The x axis is always “days ago”. To understanding the various y axis:

“japanese vocabulary knowledge score %” explanation:
0% is I know no words. 50% is I know half of the words in a model corpus (mainly comprised of light novels) perfectly, or I know all of the words in the model corpus but not very well, 100% is I know all words in that corpus perfectly.

the “daily change in japanese vocabulay knowledge store %” is just the daily delta in the chart above.

“number of new words under study” shows how many words I had never seen before, are added and I start studying every day.

A homegrown language learning platform that uses an homegrown spaced repetition system (think anki, with some differences) and an aided readed with vocabulary lookups directly connected to the SRS.

TODO:

But that reminds me, I need to make a better corpus. I’m thinking it should be relatively easy and effective to have a folder with the first volume of a number of light novels, and then using a word for the vocabulary proficiency calculation only if it appears in two, maybe three, volumes from different light novels.

This should avoid names and fantasy terms specific to a novel appearing in the calculation.

I should probably also exclude any katakana-only word from the calculation.

Why? I thought most words were katakana-only (but I know almost nothing about Japanese).

Your homegrown platform sounds very cool. What are the differences between your spaced repetition system and anki?

So you calculate the percentage yourself? Is it weighted by frequency or does it consider all words equally?

It’s definitely a small portion of words, but since they’re almost always just the pronunciation of an English word, it feels like “cheating” to say I’ve made progress when I can already understand what most katakana words mean without needing to study them. Examples: puroguramu → (computer) program

As a guideline: Kanji → what most words are made of. Hiragana → grammatical pieces and some common words of japanese origin. Katakana → imported words, onomatopeia and similar.

The easiest way to “patch” around this problem might be to only count word that contain kanji for the purposes of the progress chart.

It’s a slightly different flavour, but it’s the same idea. The intervals are 5m, 25m, ~2.5h, ~10h, ~day, and then they double for every right word. When you get a word wrong, it sets the interval to 30%.

There is no “easyness” modifier that makes intervals become spaced tighter as you get the word wrong many times.

Here’s the biggest difference IMO: the correct answer is shown after x milliseconds (currently 4000, but adjustable and could reasonably go lower). It gets you into a flow in a way that having to decide whether you’ve thought about the answer for enough time just doesn’t. Hundreds of reviews due just seem to disappear without the process being annoying or mentally fatiguing.

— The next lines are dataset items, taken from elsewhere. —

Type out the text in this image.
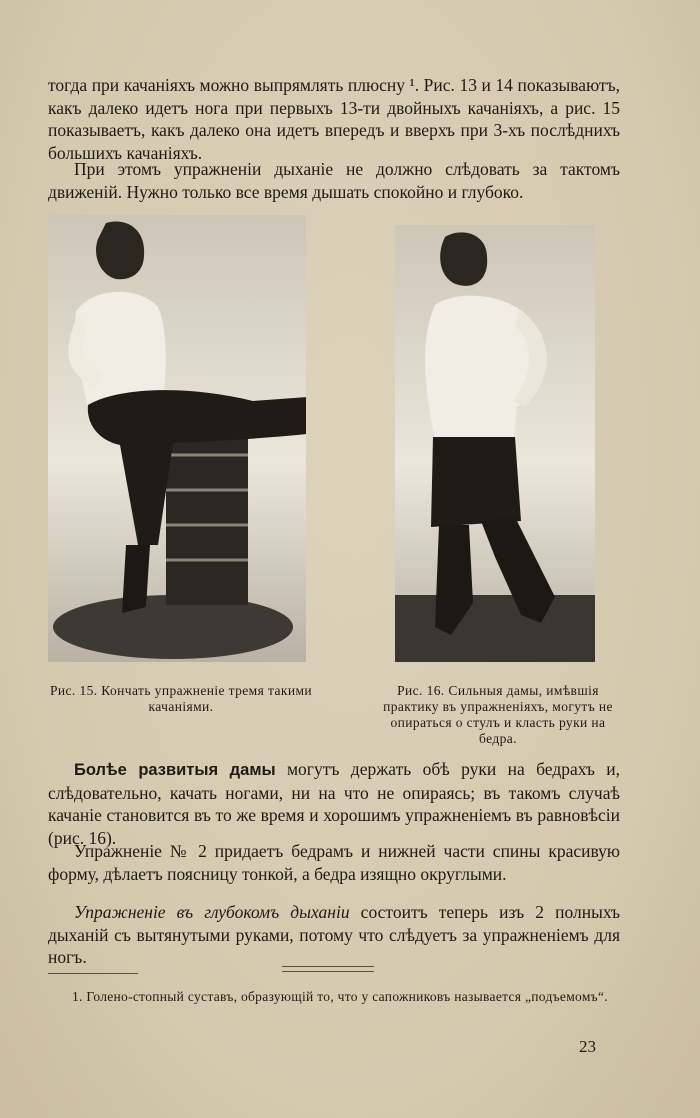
тогда при качаніяхъ можно выпрямлять плюсну ¹. Рис. 13 и 14 показываютъ, какъ далеко идетъ нога при первыхъ 13-ти двойныхъ качаніяхъ, а рис. 15 показываетъ, какъ далеко она идетъ впередъ и вверхъ при 3-хъ послѣднихъ большихъ качаніяхъ.
При этомъ упражненіи дыханіе не должно слѣдовать за тактомъ движеній. Нужно только все время дышать спокойно и глубоко.
Рис. 15. Кончать упражненіе тремя такими качаніями.
Рис. 16. Сильныя дамы, имѣвшія практику въ упражненіяхъ, могутъ не опираться о стулъ и класть руки на бедра.
Болѣе развитыя дамы могутъ держать обѣ руки на бедрахъ и, слѣдовательно, качать ногами, ни на что не опираясь; въ такомъ случаѣ качаніе становится въ то же время и хорошимъ упражненіемъ въ равновѣсіи (рис. 16).
Упражненіе № 2 придаетъ бедрамъ и нижней части спины красивую форму, дѣлаетъ поясницу тонкой, а бедра изящно округлыми.
Упражненіе въ глубокомъ дыханіи состоитъ теперь изъ 2 полныхъ дыханій съ вытянутыми руками, потому что слѣдуетъ за упражненіемъ для ногъ.
1. Голено-стопный суставъ, образующій то, что у сапожниковъ называется „подъемомъ“.
23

Right now it’s weighted by the log of the frequency. The most common words are weighted 3-4 times as much as the least common words.

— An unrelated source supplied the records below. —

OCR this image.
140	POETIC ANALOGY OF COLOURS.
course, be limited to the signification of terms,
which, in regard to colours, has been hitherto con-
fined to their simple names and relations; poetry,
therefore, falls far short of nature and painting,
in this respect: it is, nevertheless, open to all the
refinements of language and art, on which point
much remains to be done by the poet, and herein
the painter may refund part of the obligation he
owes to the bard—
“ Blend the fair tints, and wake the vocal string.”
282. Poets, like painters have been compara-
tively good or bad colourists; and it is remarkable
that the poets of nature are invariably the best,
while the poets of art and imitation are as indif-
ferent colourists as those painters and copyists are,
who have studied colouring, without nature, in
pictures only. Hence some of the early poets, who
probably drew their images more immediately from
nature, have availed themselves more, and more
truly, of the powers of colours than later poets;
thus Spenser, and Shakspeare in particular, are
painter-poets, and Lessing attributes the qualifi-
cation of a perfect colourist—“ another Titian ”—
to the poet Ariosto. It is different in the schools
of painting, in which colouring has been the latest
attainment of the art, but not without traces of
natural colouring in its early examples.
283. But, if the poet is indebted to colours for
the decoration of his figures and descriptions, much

As of a few minutes ago, the frequency of words is calculated off a little corpus of the first volume of 5 different light novels, and a word is considered and added to the “universe” of words only if it appears in at least two different volumes. This is probably not quite right, but I feel it’s a step in the right direction. It deals with names, fantasy words specific to a single novel and such problems. It brings the total # of words used to calculate the score to about 6000 from about 12000. I feel it would work better if I had a bigger corpus, but we’ll go with this for now…

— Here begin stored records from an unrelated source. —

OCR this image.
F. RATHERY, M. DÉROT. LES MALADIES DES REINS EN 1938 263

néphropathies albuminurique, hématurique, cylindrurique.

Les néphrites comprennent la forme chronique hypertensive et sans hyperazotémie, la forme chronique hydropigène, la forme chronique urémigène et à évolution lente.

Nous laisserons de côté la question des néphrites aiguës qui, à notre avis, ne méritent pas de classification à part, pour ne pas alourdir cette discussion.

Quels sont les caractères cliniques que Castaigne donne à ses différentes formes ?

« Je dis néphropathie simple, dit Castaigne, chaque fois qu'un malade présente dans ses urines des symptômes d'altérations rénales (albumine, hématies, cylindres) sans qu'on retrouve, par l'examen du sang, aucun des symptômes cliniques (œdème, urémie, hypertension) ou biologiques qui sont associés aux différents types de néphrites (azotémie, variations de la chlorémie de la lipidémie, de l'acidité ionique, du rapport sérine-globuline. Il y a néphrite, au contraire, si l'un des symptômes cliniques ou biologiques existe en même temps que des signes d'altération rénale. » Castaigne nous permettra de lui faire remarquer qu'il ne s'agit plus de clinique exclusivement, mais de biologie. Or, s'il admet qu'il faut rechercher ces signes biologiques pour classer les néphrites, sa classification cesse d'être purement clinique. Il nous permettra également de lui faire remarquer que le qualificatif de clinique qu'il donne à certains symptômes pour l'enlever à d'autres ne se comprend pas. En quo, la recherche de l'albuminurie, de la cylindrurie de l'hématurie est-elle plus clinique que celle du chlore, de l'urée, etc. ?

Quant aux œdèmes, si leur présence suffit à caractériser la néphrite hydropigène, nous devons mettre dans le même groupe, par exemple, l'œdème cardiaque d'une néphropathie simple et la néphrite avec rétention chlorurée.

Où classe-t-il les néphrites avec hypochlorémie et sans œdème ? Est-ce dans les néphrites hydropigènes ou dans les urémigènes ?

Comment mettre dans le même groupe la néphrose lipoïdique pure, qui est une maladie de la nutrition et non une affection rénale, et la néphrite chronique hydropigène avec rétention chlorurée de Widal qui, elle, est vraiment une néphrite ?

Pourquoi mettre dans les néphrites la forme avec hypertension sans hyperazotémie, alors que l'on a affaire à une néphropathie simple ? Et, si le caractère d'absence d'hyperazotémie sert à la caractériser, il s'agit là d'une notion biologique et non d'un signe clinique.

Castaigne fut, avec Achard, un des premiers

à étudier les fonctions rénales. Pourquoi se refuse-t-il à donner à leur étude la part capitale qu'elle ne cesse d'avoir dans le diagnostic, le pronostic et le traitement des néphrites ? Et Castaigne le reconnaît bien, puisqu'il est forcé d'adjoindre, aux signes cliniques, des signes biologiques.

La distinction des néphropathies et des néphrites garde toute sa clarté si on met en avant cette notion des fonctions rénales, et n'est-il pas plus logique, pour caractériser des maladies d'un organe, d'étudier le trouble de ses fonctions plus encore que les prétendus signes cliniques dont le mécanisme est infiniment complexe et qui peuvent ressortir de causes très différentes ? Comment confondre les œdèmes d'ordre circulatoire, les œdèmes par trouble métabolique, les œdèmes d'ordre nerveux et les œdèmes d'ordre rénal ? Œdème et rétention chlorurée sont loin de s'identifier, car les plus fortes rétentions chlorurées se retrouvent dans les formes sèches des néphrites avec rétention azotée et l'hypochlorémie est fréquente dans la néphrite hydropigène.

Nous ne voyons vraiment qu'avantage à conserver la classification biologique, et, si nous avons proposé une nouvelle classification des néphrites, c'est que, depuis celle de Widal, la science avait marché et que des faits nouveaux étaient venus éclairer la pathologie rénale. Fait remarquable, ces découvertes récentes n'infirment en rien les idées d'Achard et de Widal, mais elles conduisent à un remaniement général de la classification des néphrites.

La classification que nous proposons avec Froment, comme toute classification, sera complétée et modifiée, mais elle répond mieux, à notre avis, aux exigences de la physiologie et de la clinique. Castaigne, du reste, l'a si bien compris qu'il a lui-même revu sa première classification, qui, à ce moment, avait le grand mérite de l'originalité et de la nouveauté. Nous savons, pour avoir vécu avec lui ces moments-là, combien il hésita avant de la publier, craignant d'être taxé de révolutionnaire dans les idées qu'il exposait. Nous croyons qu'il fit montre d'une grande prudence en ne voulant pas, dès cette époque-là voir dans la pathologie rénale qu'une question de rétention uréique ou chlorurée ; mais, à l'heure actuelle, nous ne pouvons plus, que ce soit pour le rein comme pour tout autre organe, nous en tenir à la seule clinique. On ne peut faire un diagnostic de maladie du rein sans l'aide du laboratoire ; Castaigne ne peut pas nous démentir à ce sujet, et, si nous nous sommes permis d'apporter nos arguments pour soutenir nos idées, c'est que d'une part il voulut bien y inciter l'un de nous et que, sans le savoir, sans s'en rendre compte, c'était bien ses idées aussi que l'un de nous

it looks suspiciously good, I suspect due to:

  1. I also weight by “knowledge” (log of interval), and that weighting is a bit wonky right now
  2. the impact of the most common words and word-looking-tokens.

image

I’ve patched the chart for the time being to weigh a bit less heavily words in the first phase of learning.

image

I think the best thing that these graphs show is that as long as the criteria I choose to evaluate my knowledge are sensible and I study regularly, I get a monotonically increasing chart that will eventually get to 100%.

I can probably figure out a good “shape” out of daily, consistent study by coding up a monte carlo student and seeing how the graphs look under various scoring conditions. The only things that are going to change by changing scoring functions are probably the early and late “shapes” of the chart.